We’ve seen some big trees. The Pacific Northwest has had me craning my neck upwards in admiration of firs and cedars – many of which exceed 200 feet in height. While these were stunning at the time, the memories lost some of their luster after spending more time in northern California.

In the land of huge rent and massive taxes, the redwoods are no exception. Here on the coast, where there is no shortage of rainfall, the trees compete for another resource — sunlight. Growing taller and taller, jostling for that sweet, sweet sunlight, the redwoods tower up to 300 feet over the forest floor.

Hiking through the lumbering giants is a surreal experience – it’s as if you were transported into a fairytale forest, where at the end of a long winding trail, a wolf is dressed up as your grandmother. Some redwoods are as tall as a football field and wider than a country road, and that’s not hyperbole. They are ginormous.

Along the coast, the giant redwoods seem to prevent the clouds from rolling inland. Instead of the stereotypical sunny beach, a low-lying mist clings to the air — concealing the nearby ocean. Even though the sun was scorching in the grassy forest clearings nearby, it was cool on the coast. People from the area called this a “microclimate” — a phenomenon that creates vastly different weather in adjoining areas.

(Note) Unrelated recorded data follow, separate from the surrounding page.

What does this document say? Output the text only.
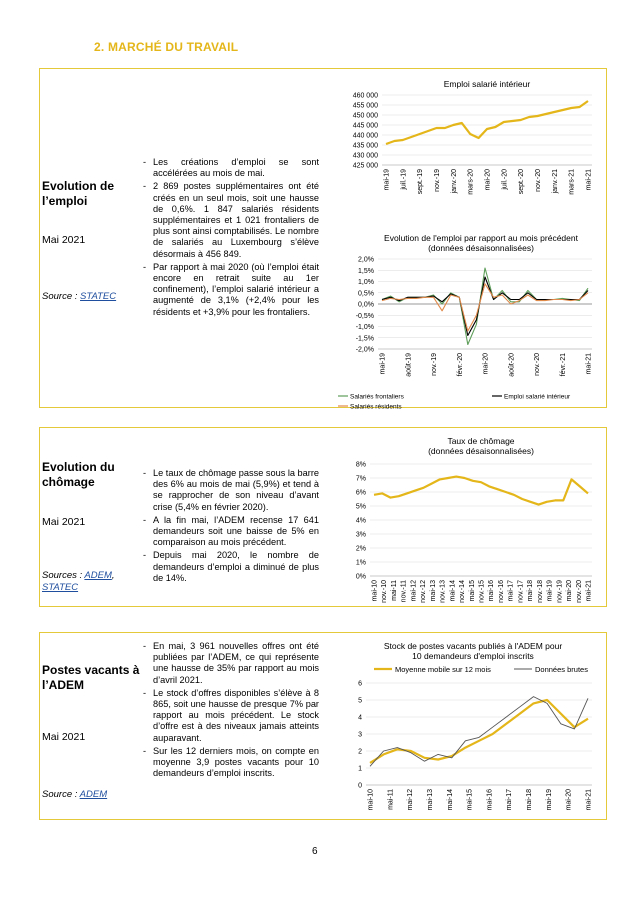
2. MARCHÉ DU TRAVAIL
Evolution de l’emploi
Mai 2021
Source : STATEC
- Les créations d’emploi se sont accélérées au mois de mai.
- 2 869 postes supplémentaires ont été créés en un seul mois, soit une hausse de 0,6%. 1 847 salariés résidents supplémentaires et 1 021 frontaliers de plus sont ainsi comptabilisés. Le nombre de salariés au Luxembourg s’élève désormais à 456 849.
- Par rapport à mai 2020 (où l’emploi était encore en retrait suite au 1er confinement), l’emploi salarié intérieur a augmenté de 3,1% (+2,4% pour les résidents et +3,9% pour les frontaliers.
Emploi salarié intérieur
460 000
455 000
450 000
445 000
440 000
435 000
430 000
425 000
mai-19 juil.-19 sept.-19 nov.-19 janv.-20 mars-20 mai-20 juil.-20 sept.-20 nov.-20 janv.-21 mars-21 mai-21
Evolution de l'emploi par rapport au mois précédent
(données désaisonnalisées)
2,0%
1,5%
1,0%
0,5%
0,0%
-0,5%
-1,0%
-1,5%
-2,0%
mai-19	août-19	nov.-19	févr.-20	mai-20	août-20	nov.-20	févr.-21	mai-21
Salariés frontaliers	Emploi salarié intérieur
Salariés résidents
Evolution du chômage
Mai 2021
Sources : ADEM,
STATEC
- Le taux de chômage passe sous la barre des 6% au mois de mai (5,9%) et tend à se rapprocher de son niveau d’avant crise (5,4% en février 2020).
- A la fin mai, l’ADEM recense 17 641 demandeurs soit une baisse de 5% en comparaison au mois précédent.
- Depuis mai 2020, le nombre de demandeurs d’emploi a diminué de plus de 14%.
Taux de chômage
(données désaisonnalisées)
8%
7%
6%
5%
4%
3%
2%
1%
0%
mai-10 nov.-10 mai-11 nov.-11 mai-12 nov.-12 mai-13 nov.-13 mai-14 nov.-14 mai-15 nov.-15 mai-16 nov.-16 mai-17 nov.-17 mai-18 nov.-18 mai-19 nov.-19 mai-20 nov.-20 mai-21
Postes vacants à l’ADEM
Mai 2021
Source : ADEM
- En mai, 3 961 nouvelles offres ont été publiées par l’ADEM, ce qui représente une hausse de 35% par rapport au mois d’avril 2021.
- Le stock d’offres disponibles s’élève à 8 865, soit une hausse de presque 7% par rapport au mois précédent. Le stock d’offre est à des niveaux jamais atteints auparavant.
- Sur les 12 derniers mois, on compte en moyenne 3,9 postes vacants pour 10 demandeurs d’emploi inscrits.
Stock de postes vacants publiés à l'ADEM pour
10 demandeurs d'emploi inscrits
6
5
4
3
2
1
0
mai-10 mai-11 mai-12 mai-13 mai-14 mai-15 mai-16 mai-17 mai-18 mai-19 mai-20 mai-21
Moyenne mobile sur 12 mois	Données brutes
6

A short hike from the beach lays Fern Canyon, and this trail should not be passed up. Walking along a creek that carves through the forest, you enter a canyon with walls covered in lush ferny wallpaper. The path begins with hopping over shallow streams and climbing fallen trees. The further you progress down the one-way canyon, more and more people turn back as the difficulty ramps up. The trees pile up in a fashion similar to a late-stage game of Jenga, causing you to dip and climb through them like an Army training course. Consequentially, it has the honor of being named “Most Bodacious Course” on the National Parkour Tour™(trademark pending).

The National Park is a portion of a cluster of state parks along the west coast. Even though we didn’t hike those, the drive through them is a quintessential part of the US’s famously scenic Highway 1.

Among the hundreds of trails in the multiple parks in the surrounding area, I doubt a single ‘bad’ one exists – though I’d encourage you to find out for yourself.